Había habido, entre tantos otros, aquél episodio del abrigo de visón, que había regalado a la portera creyendo que era una manta. Meses después una de sus hijas había preguntado por él, para venderlo si no lo usaba, y sacarse una ayuda para llegar a fin de mes…y sí, se acordaba vagamente de un visón… Pero ante la desesperación del espacio en blanco con el que se encontraba, había jurado y perjurado que jamás había existido semejante abrigo. La portera lo devolvió, ofendida, el portero tardó en dirigirles de nuevo la palabra. Y ella se había quedado con dos palmos de narices mirando el espléndido abrigo que en ese momento sí, reconocía como a un pariente lejano.

Pero la pérdida de memoria también tenía sus ventajas.

A medida que habían ido pasando los años, la madre se había olvidado de que su matrimonio había sido un fracaso; de que habían vivido separados; de que se habían detestado; de la cantidad de veces que había dicho a sus hijas que su padre era tonto, inculto, aburrido. Se había borrado de su memoria todo aquello que la había convertido en una mujer frustrada, resentida con el destino por haberle escatimado al príncipe azul que debería haber venido debajo del uniforme impoluto de las Fuerza Aéreas norteamericanas.

De la noche a la mañana, hablando con su yerno, había redibujado su vida, como quien vuelve a colocar las fichas de ajedrez para una nueva partida y en su reconstrucción confusa del pasado, las cosas habían sido ejemplares, el matrimonio perfecto y los recuerdos de separación, un invento de sus hijas. Por fín, el padre se sintió amado.

Lo único que permanecía, a pesar de todo y contra todos era él. La única persona que la había conocido con veinte años y una risa incontrolable de mujer feliz. La única que sabía que alguna vez había sido una princesa con una piel color de azúcar moreno, en lugar de la bruja que la sorprendía en cada espejo y a la que no lograba acostumbrarse. Era él, el único bastión que quedaba en pie, separándola de la locura que se le venía encima inexorablemente. El padre, frágil físicamente, conservaba viva y alerta la cabeza; la madre, perdida en su laberinto de desmemoria, conservaba cuerpo y energía de una mujer de setenta. Por primera vez en su vida, formaban una piña frente al mundo.
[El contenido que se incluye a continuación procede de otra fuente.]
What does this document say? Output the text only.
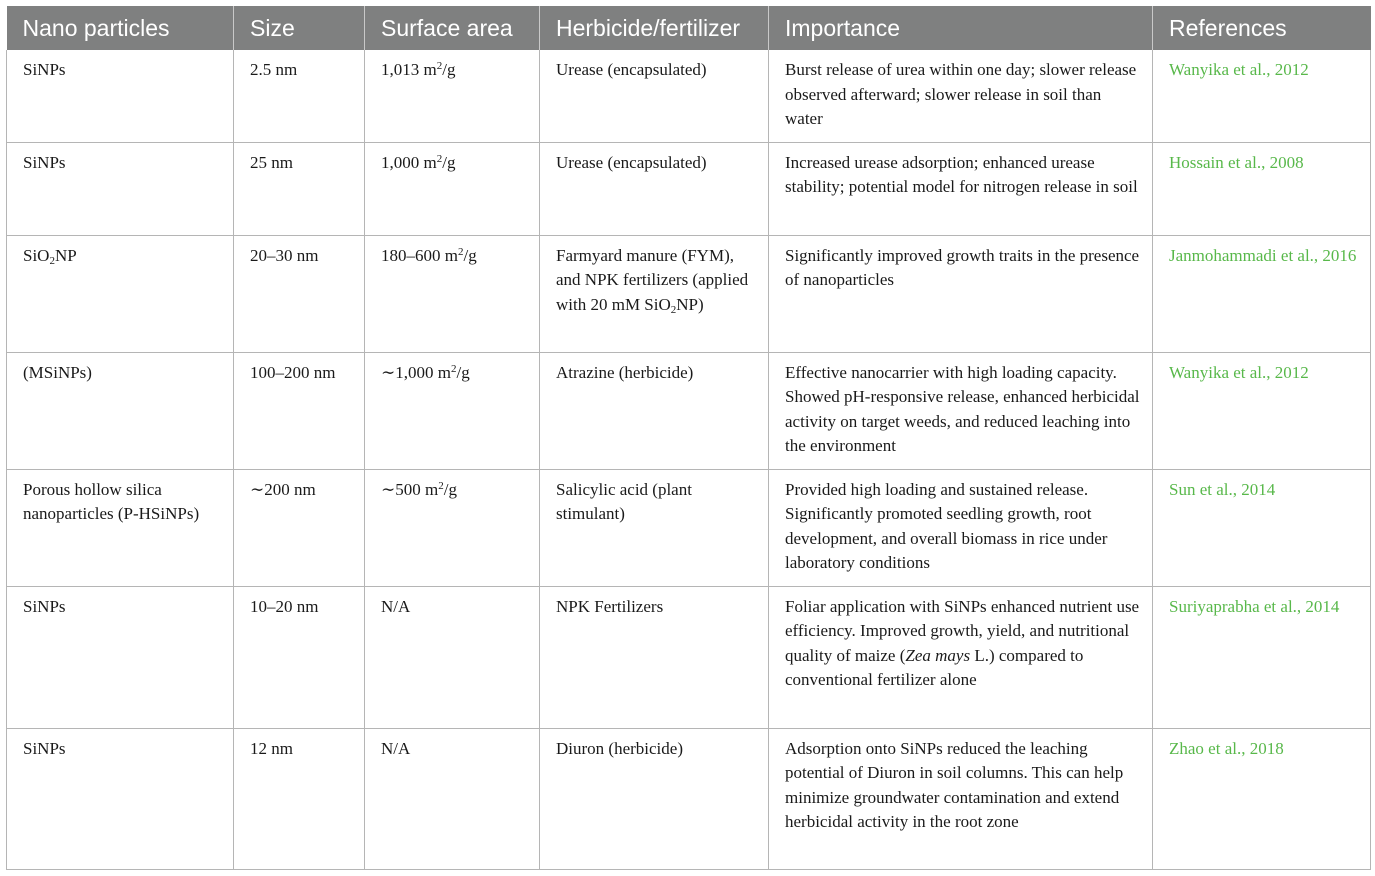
Nano particles	Size	Surface area	Herbicide/fertilizer	Importance	References
SiNPs	2.5 nm	1,013 $m^2/g$	Urease (encapsulated)	Burst release of urea within one day; slower release observed afterward; slower release in soil than water	Wanyika et al., 2012
SiNPs	25 nm	1,000 $m^2/g$	Urease (encapsulated)	Increased urease adsorption; enhanced urease stability; potential model for nitrogen release in soil	Hossain et al., 2008
SiO$_2$NP	20–30 nm	180–600 $m^2/g$	Farmyard manure (FYM), and NPK fertilizers (applied with 20 mM SiO$_2$NP)	Significantly improved growth traits in the presence of nanoparticles	Janmohammadi et al., 2016
(MSiNPs)	100–200 nm	∼1,000 $m^2/g$	Atrazine (herbicide)	Effective nanocarrier with high loading capacity. Showed pH-responsive release, enhanced herbicidal activity on target weeds, and reduced leaching into the environment	Wanyika et al., 2012
Porous hollow silica nanoparticles (P-HSiNPs)	∼200 nm	∼500 $m^2/g$	Salicylic acid (plant stimulant)	Provided high loading and sustained release. Significantly promoted seedling growth, root development, and overall biomass in rice under laboratory conditions	Sun et al., 2014
SiNPs	10–20 nm	N/A	NPK Fertilizers	Foliar application with SiNPs enhanced nutrient use efficiency. Improved growth, yield, and nutritional quality of maize (Zea mays L.) compared to conventional fertilizer alone	Suriyaprabha et al., 2014
SiNPs	12 nm	N/A	Diuron (herbicide)	Adsorption onto SiNPs reduced the leaching potential of Diuron in soil columns. This can help minimize groundwater contamination and extend herbicidal activity in the root zone	Zhao et al., 2018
Y era ahora, cuando apenas podía sostenerse en pie, ahora que el caballero del Sur tenía forzosamente que usar pañales para no ensuciarse de cuando en cuando, ahora que el cuerpo era una gran y desesperanzada humillación, cuando para su mujer, pequeña, dominante, amarga y vanidosa, era por fin el hombre que nunca había sido, el que podía protegerla, en el que anidaría sus canas mal teñidas y cuya cercana muerte significaba el fin del mundo, de su mundo.

Y sí, ésta sería la definitiva. De esto el padre estaba bien seguro, y lo rumiaba feliz, mientras comía, lenta y minuciosamente el pollo frío, conservándose vivo para ella, en la cocina interior del piso de Madrid; un piso enfermo de vejez: crisálida de polvo en la que el tiempo se estaba exasperando y de la que ya nunca jamás escaparía mariposa alguna.